Tech

5 things about AI you may have missed today: Meta’s AI personas, Pearson’s AI study buddy and more


It is the first day of August and some major announcements were made in the field of artificial intelligence. YouTube is working on some experimental AI features that will allow it to auto-generate video summaries. In other news, Meta is developing AI personas for Facebook and Instagram that will offer a new way to interact with social media platforms. This and more in today’s AI roundup. Let us take a closer look.

YouTube AI summary generation

According to a support page on Google, YouTube has started testing a new AI feature that will auto-generate summaries on the platform. As a part of the test, the summaries will only be generated on a limited number of English-language videos and will be viewable to only a few users at this stage. However, the feature is expected to be rolled out to a wider user base provided it gives good results.

These summaries can be read on the watch and the search pages and will give you a quick overview of what a video is about. This feature is not intended to replace video descriptions.
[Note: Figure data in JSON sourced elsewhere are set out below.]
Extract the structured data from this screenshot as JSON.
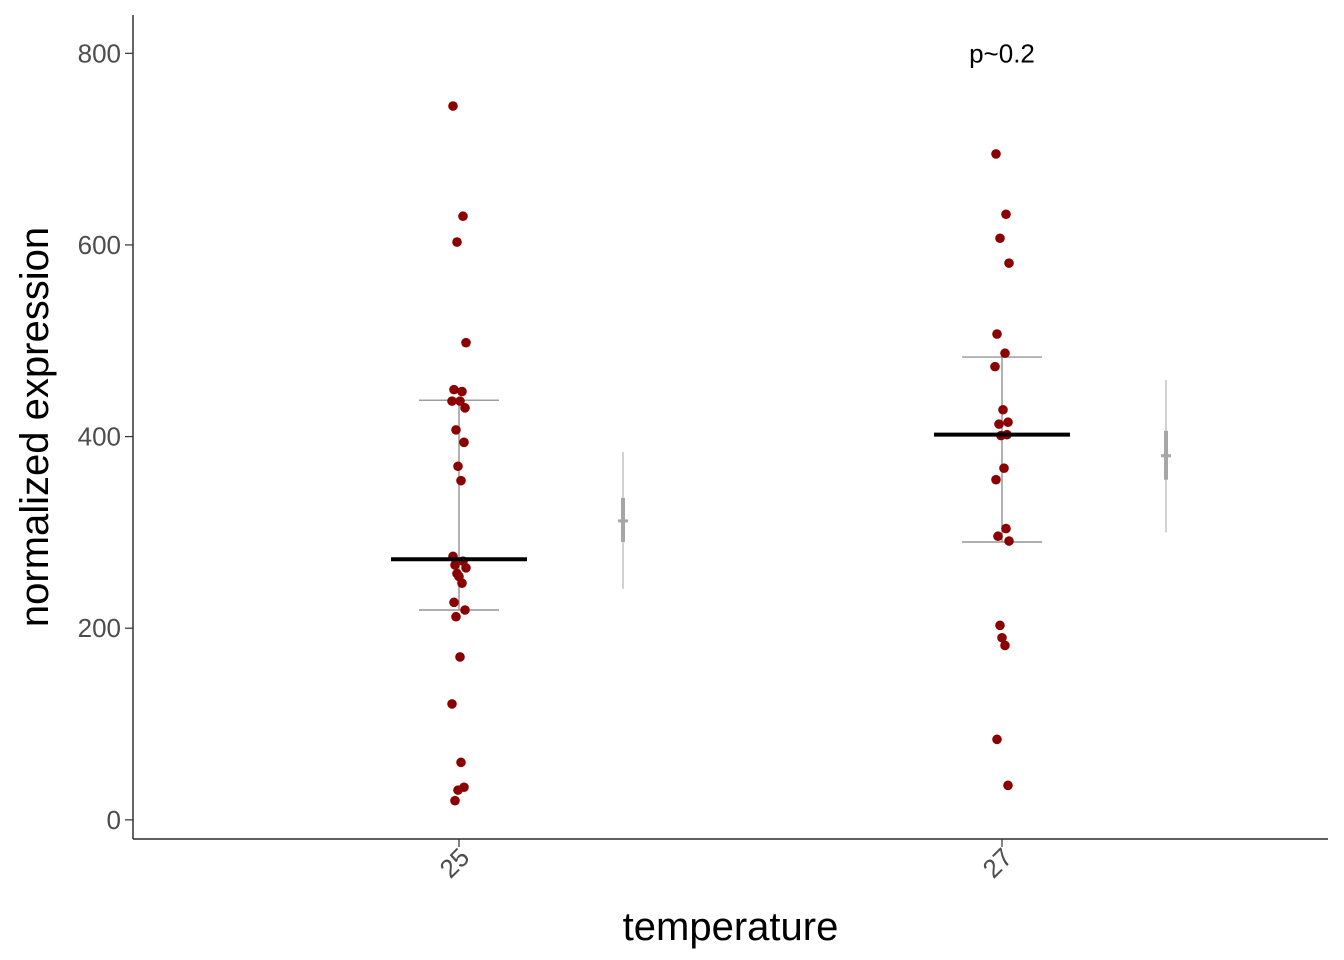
{
  "chart_data": {
    "type": "scatter",
    "title": "",
    "xlabel": "temperature",
    "ylabel": "normalized expression",
    "ylim": [
      -20,
      840
    ],
    "yticks": [
      0,
      200,
      400,
      600,
      800
    ],
    "categories": [
      "25",
      "27"
    ],
    "annotation": {
      "text": "p~0.2",
      "category": "27",
      "y": 800
    },
    "colors": {
      "point": "#8b0000",
      "median": "#000000",
      "iqr": "#7f7f7f",
      "summary": "#a6a6a6",
      "axis": "#000000"
    },
    "groups": [
      {
        "category": "25",
        "points": [
          745,
          630,
          603,
          498,
          449,
          447,
          437,
          437,
          430,
          407,
          394,
          369,
          354,
          275,
          270,
          266,
          263,
          257,
          254,
          247,
          227,
          219,
          212,
          170,
          121,
          60,
          34,
          31,
          20
        ],
        "median": 272,
        "q1": 219,
        "q3": 438,
        "summary": {
          "mean": 312,
          "se_low": 290,
          "se_high": 336,
          "ci_low": 241,
          "ci_high": 384
        }
      },
      {
        "category": "27",
        "points": [
          695,
          632,
          607,
          581,
          507,
          487,
          473,
          428,
          415,
          413,
          402,
          401,
          367,
          355,
          304,
          296,
          291,
          203,
          190,
          182,
          84,
          36
        ],
        "median": 402,
        "q1": 290,
        "q3": 483,
        "summary": {
          "mean": 380,
          "se_low": 355,
          "se_high": 406,
          "ci_low": 300,
          "ci_high": 459
        }
      }
    ]
  }
}
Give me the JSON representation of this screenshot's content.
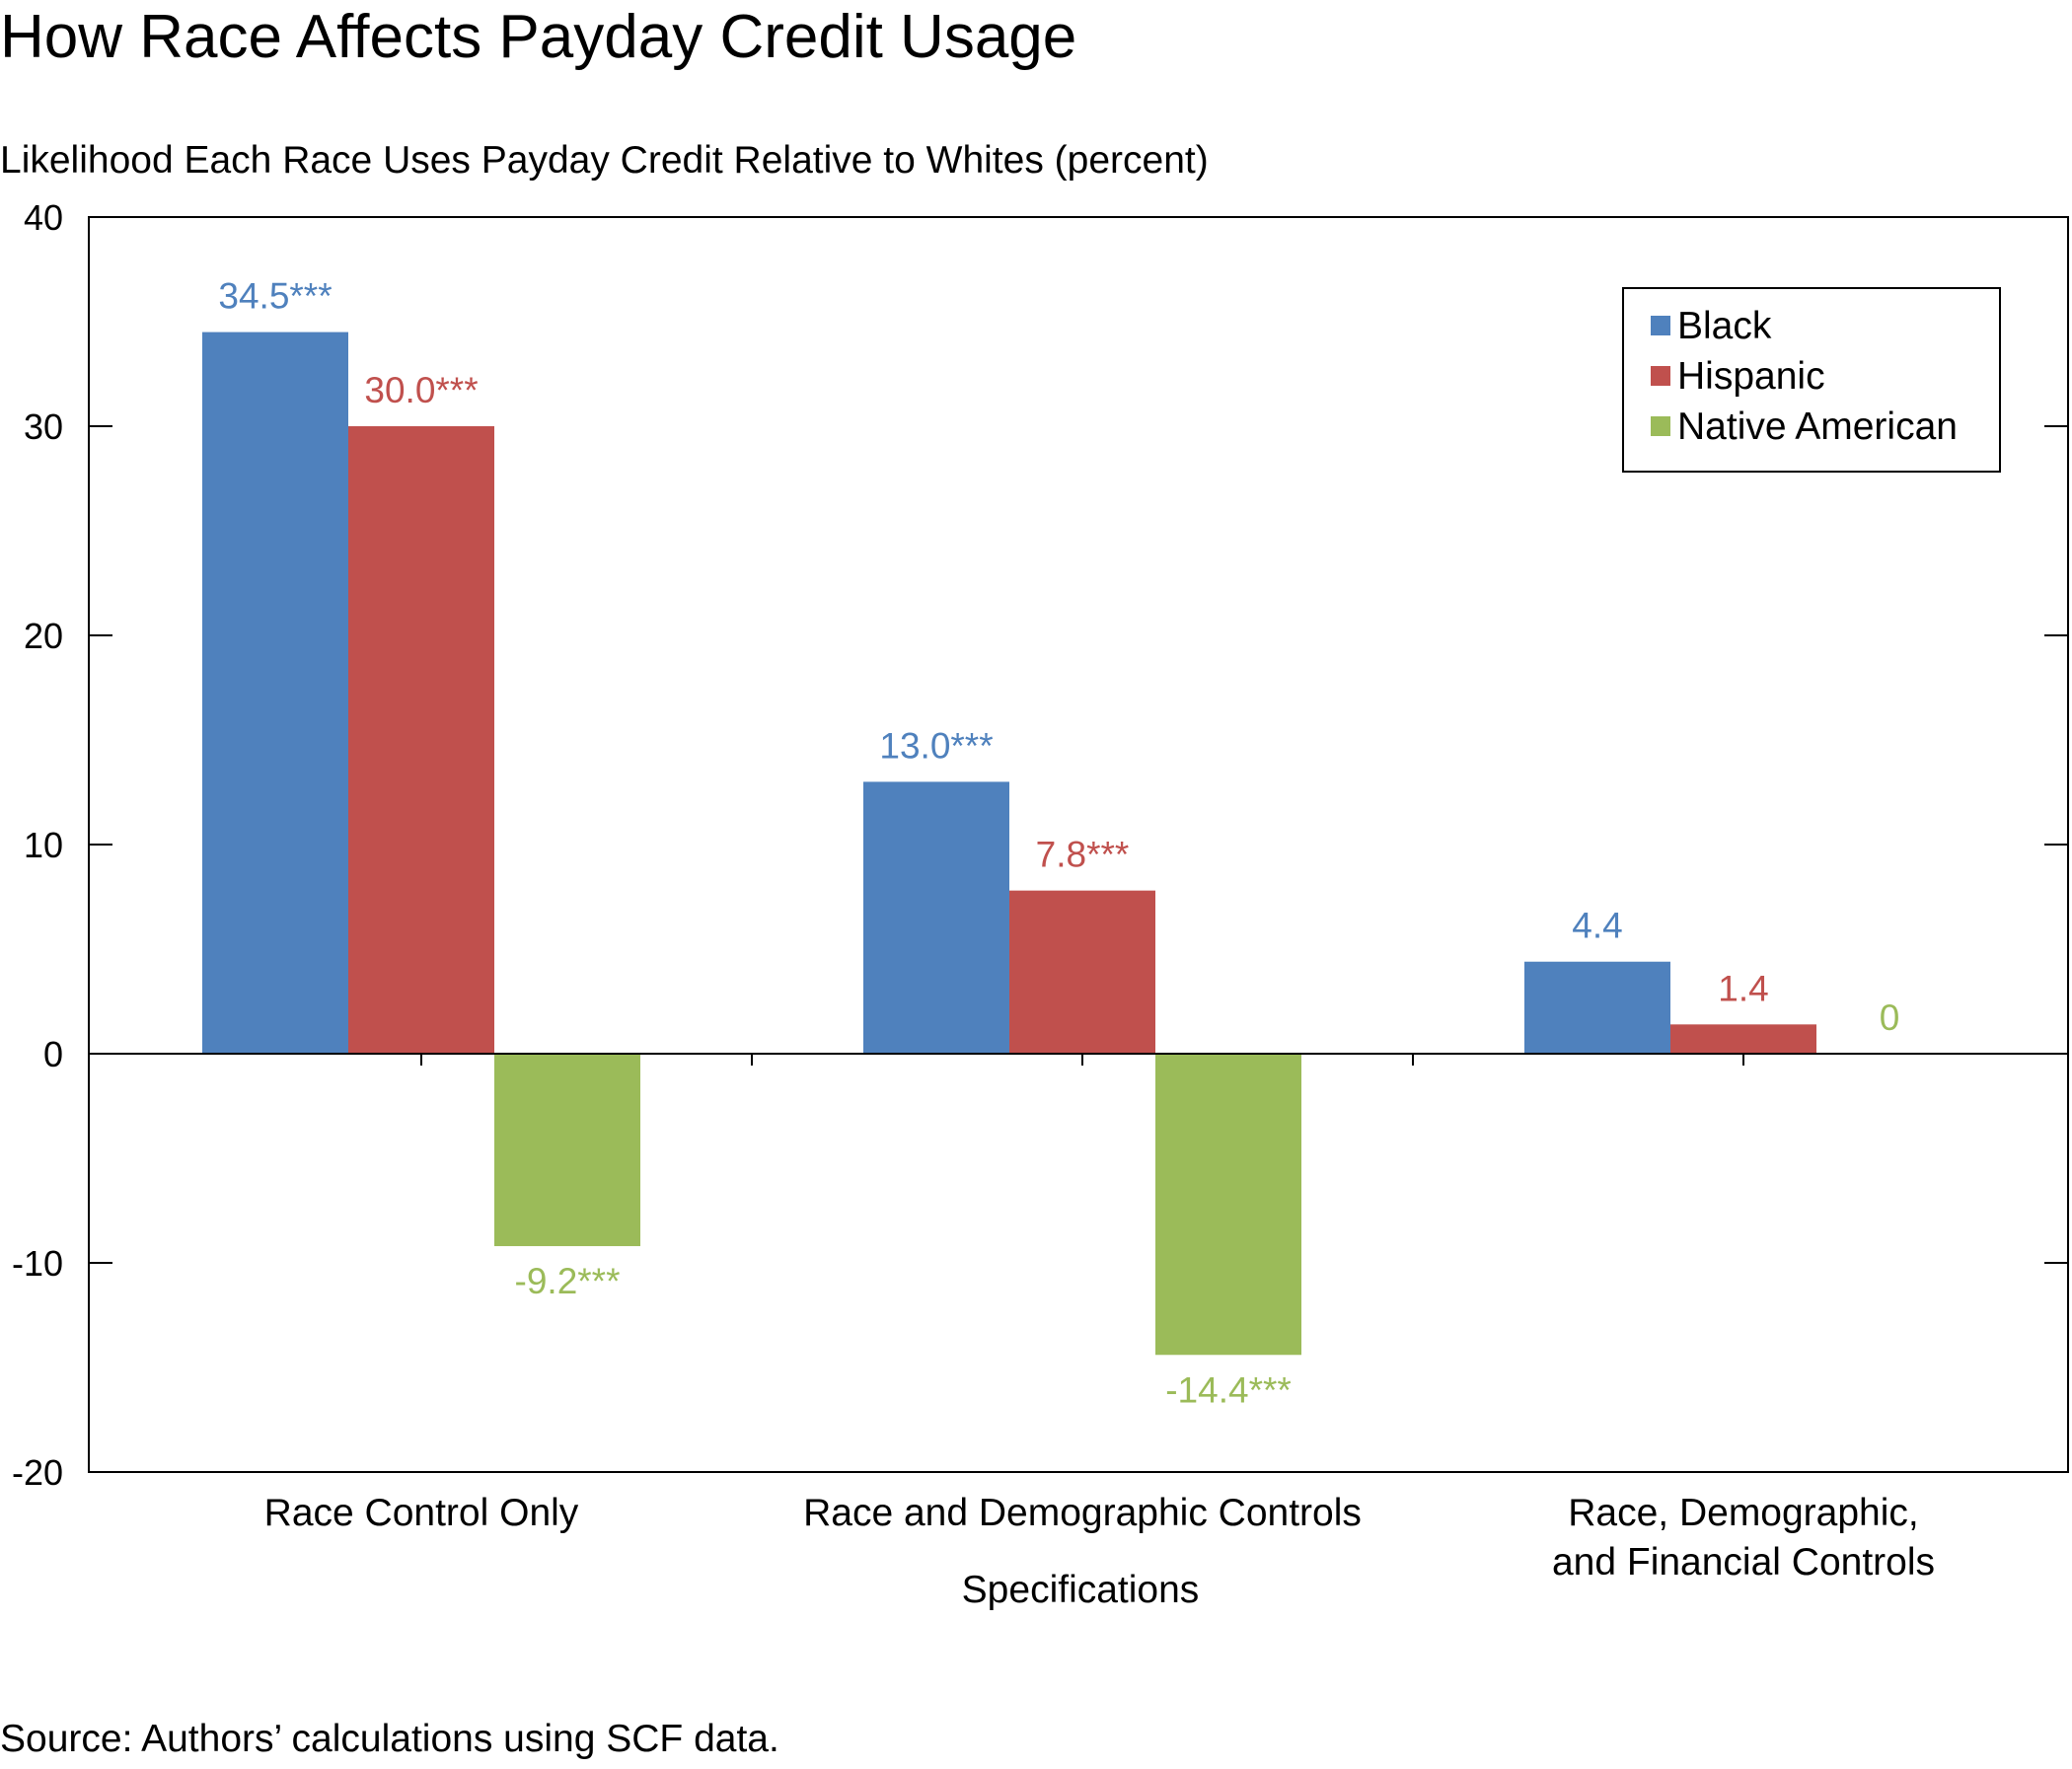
{
  "chart_data": {
    "type": "bar",
    "title": "How Race Affects Payday Credit Usage",
    "subtitle": "Likelihood Each Race Uses Payday Credit Relative to Whites (percent)",
    "xlabel": "Specifications",
    "ylabel": "",
    "source": "Source: Authors’ calculations using SCF data.",
    "ylim": [
      -20,
      40
    ],
    "yticks": [
      40,
      30,
      20,
      10,
      0,
      -10,
      -20
    ],
    "grid": false,
    "legend_position": "top-right",
    "categories": [
      [
        "Race Control Only"
      ],
      [
        "Race and Demographic Controls"
      ],
      [
        "Race, Demographic,",
        "and Financial Controls"
      ]
    ],
    "series": [
      {
        "name": "Black",
        "color": "#4F81BD",
        "values": [
          34.5,
          13.0,
          4.4
        ],
        "labels": [
          "34.5***",
          "13.0***",
          "4.4"
        ]
      },
      {
        "name": "Hispanic",
        "color": "#C0504D",
        "values": [
          30.0,
          7.8,
          1.4
        ],
        "labels": [
          "30.0***",
          "7.8***",
          "1.4"
        ]
      },
      {
        "name": "Native American",
        "color": "#9BBB59",
        "values": [
          -9.2,
          -14.4,
          0
        ],
        "labels": [
          "-9.2***",
          "-14.4***",
          "0"
        ]
      }
    ]
  }
}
Meta can soon add AI personas to Facebook, Instagram

Meta is working on a range of AI-powered chatbots that can change the way its social media platforms operate. Notable among them are chatbots for Facebook and Instagram that are being internally called ‘personas’, as per a Financial Times report. These features can launch as soon as September 2023. These personas are intended to enhance and give a new experience for search, recommendation, and interaction with the platform.
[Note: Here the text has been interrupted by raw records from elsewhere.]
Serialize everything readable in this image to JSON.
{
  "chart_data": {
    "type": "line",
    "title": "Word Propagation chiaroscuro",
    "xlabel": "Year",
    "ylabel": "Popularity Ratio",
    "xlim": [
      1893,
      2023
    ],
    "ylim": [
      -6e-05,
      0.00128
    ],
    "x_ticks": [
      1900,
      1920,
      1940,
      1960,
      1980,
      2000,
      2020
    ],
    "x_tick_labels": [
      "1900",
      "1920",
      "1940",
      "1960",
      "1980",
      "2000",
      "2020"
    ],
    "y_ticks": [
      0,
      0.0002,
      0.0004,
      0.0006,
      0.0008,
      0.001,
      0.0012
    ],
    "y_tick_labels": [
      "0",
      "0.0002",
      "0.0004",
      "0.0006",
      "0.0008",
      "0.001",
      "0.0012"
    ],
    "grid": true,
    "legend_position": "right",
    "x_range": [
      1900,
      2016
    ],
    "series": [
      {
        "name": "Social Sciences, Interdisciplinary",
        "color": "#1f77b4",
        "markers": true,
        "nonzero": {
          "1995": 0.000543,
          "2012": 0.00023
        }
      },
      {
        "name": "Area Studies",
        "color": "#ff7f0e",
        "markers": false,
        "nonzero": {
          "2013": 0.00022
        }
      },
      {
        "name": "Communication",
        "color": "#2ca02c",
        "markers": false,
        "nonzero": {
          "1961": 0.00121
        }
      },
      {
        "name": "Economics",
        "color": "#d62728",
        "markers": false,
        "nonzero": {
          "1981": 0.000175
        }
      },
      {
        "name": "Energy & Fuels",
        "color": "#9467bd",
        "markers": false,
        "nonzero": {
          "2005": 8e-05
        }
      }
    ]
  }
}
GPT-3 shows reasoning ability similar to an undergraduate student

As per a PTI report, researchers from the University of California – Los Angeles (UCLA) conducted an AI experiment that highlighted that GPT-3 AI model has a reasoning ability that is as good as an undergraduate student. During the experiment, the researchers asked GPT-3 to predict the next shape which followed a series of complicated arrangements. They also asked the AI to answer SAT analogy questions, while ensuring that the AI never encountered those questions before. The same problems were also given to 40 UCLA students.

GPT-3 was able to solve 80 percent of the questions, which is between the average score of humans (which was just below 60 percent) and their highest scores. Interestingly, the test found that the AI also made similar mistakes as the human subjects.
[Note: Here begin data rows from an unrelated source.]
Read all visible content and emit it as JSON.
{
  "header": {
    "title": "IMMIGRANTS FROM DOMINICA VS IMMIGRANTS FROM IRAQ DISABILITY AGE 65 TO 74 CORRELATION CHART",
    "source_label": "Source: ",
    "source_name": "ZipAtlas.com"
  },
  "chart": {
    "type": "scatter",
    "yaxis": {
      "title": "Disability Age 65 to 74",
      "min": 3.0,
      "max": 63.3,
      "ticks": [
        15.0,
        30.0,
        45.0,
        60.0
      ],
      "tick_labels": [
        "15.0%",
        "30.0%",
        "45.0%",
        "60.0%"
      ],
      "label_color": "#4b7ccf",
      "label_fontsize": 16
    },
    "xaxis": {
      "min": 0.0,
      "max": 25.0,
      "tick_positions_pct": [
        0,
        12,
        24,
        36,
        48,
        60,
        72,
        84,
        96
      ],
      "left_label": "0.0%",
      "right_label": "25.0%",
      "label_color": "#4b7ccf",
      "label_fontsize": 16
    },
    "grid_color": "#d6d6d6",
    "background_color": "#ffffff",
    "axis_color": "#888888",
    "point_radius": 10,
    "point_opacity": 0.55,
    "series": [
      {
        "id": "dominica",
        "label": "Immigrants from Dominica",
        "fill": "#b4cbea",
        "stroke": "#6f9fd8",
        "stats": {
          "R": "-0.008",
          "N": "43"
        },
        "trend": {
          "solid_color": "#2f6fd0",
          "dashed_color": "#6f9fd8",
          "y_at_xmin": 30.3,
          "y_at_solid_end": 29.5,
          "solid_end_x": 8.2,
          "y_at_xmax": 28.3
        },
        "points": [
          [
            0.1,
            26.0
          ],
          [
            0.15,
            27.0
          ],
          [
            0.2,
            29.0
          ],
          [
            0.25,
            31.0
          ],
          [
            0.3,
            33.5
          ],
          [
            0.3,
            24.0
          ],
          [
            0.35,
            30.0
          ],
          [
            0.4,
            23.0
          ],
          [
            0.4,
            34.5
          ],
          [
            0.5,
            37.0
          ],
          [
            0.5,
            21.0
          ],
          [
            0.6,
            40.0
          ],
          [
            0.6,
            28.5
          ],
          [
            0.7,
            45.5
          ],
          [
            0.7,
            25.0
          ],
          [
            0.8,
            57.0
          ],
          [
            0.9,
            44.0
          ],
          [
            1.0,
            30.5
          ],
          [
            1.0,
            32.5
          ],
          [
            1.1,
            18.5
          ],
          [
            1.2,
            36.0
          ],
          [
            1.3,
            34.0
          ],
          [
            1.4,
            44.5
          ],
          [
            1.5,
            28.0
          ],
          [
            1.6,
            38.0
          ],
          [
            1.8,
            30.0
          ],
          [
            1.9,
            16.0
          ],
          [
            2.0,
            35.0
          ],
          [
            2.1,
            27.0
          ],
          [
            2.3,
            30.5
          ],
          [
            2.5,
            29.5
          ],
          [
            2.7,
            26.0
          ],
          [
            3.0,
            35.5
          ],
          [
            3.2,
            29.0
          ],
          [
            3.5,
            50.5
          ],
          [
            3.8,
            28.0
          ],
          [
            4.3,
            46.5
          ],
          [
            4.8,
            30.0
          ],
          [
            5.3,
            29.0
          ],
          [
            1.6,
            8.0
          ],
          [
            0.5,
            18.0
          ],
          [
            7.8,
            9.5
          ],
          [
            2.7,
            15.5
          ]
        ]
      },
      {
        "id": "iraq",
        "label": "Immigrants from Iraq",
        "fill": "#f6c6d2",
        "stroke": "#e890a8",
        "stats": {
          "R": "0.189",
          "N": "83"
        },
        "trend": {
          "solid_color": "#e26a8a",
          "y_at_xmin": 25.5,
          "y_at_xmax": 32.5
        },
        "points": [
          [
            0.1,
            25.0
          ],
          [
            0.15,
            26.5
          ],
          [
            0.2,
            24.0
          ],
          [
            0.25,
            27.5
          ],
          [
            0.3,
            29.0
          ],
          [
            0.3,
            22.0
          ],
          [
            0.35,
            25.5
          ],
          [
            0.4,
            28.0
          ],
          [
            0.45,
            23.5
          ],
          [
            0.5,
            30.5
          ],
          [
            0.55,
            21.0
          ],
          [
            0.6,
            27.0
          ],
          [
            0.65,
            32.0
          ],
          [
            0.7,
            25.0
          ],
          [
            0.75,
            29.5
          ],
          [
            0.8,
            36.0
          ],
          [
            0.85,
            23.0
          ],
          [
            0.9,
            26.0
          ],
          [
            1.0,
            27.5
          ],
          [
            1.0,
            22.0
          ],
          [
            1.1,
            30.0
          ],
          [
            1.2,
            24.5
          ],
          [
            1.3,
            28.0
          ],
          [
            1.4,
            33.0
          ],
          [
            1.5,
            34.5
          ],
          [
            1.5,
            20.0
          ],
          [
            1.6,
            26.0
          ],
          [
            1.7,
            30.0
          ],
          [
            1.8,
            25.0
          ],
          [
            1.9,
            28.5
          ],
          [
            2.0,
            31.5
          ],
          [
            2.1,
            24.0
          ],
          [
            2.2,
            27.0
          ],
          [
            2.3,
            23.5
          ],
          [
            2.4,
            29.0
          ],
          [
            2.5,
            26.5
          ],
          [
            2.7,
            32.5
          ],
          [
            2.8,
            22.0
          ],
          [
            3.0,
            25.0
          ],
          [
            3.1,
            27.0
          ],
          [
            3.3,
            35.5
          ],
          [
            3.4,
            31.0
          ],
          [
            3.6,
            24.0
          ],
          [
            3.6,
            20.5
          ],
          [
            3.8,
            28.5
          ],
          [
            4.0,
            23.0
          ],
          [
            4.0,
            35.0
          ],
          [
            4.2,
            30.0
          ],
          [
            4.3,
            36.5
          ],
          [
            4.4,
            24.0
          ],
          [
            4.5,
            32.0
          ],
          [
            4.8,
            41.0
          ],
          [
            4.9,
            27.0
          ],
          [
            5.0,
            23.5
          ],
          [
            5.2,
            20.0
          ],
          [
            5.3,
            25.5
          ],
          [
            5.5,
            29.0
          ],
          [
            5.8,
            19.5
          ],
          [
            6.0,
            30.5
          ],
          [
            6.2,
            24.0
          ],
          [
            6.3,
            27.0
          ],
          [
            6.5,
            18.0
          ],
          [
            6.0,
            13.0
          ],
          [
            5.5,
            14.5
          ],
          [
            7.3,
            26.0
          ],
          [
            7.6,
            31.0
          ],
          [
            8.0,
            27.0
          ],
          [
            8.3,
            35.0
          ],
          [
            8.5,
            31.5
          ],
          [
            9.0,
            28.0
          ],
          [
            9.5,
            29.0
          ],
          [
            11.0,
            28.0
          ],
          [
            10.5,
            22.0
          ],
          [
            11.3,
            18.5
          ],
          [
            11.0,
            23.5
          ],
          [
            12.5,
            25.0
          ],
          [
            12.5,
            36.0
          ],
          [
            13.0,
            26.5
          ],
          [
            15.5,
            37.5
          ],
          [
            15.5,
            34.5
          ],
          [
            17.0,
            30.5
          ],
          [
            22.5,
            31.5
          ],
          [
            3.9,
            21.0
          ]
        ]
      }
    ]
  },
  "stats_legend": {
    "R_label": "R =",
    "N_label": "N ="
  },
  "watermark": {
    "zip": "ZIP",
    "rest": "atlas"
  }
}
Pearson can soon launch an AI study buddy

One of the top 5 textbook makers in the world, Pearson, can soon launch an AI study buddy chatbot that will be “free from the noise and corruption of web-based AI models”, according to a report by Gizmodo. The company also revealed that this AI tool will be featured in its Pearson+ and Mastering subscription services and will be available in time when the schools in the US open after summer vacations.

Cybercriminals training AI chatbots for attacks

A new hacking AI tool has emerged called FraudGPT, while another which is based on Google Bard is under development, reports BleepingComputer. The chatbot is designed by the same individual, and the person is believed to be working on building malicious AI tools for a while now. The AI tool was first seen advertised on hacker forums where the description of the tool said that it was meant for fraudsters, hackers, and spammers.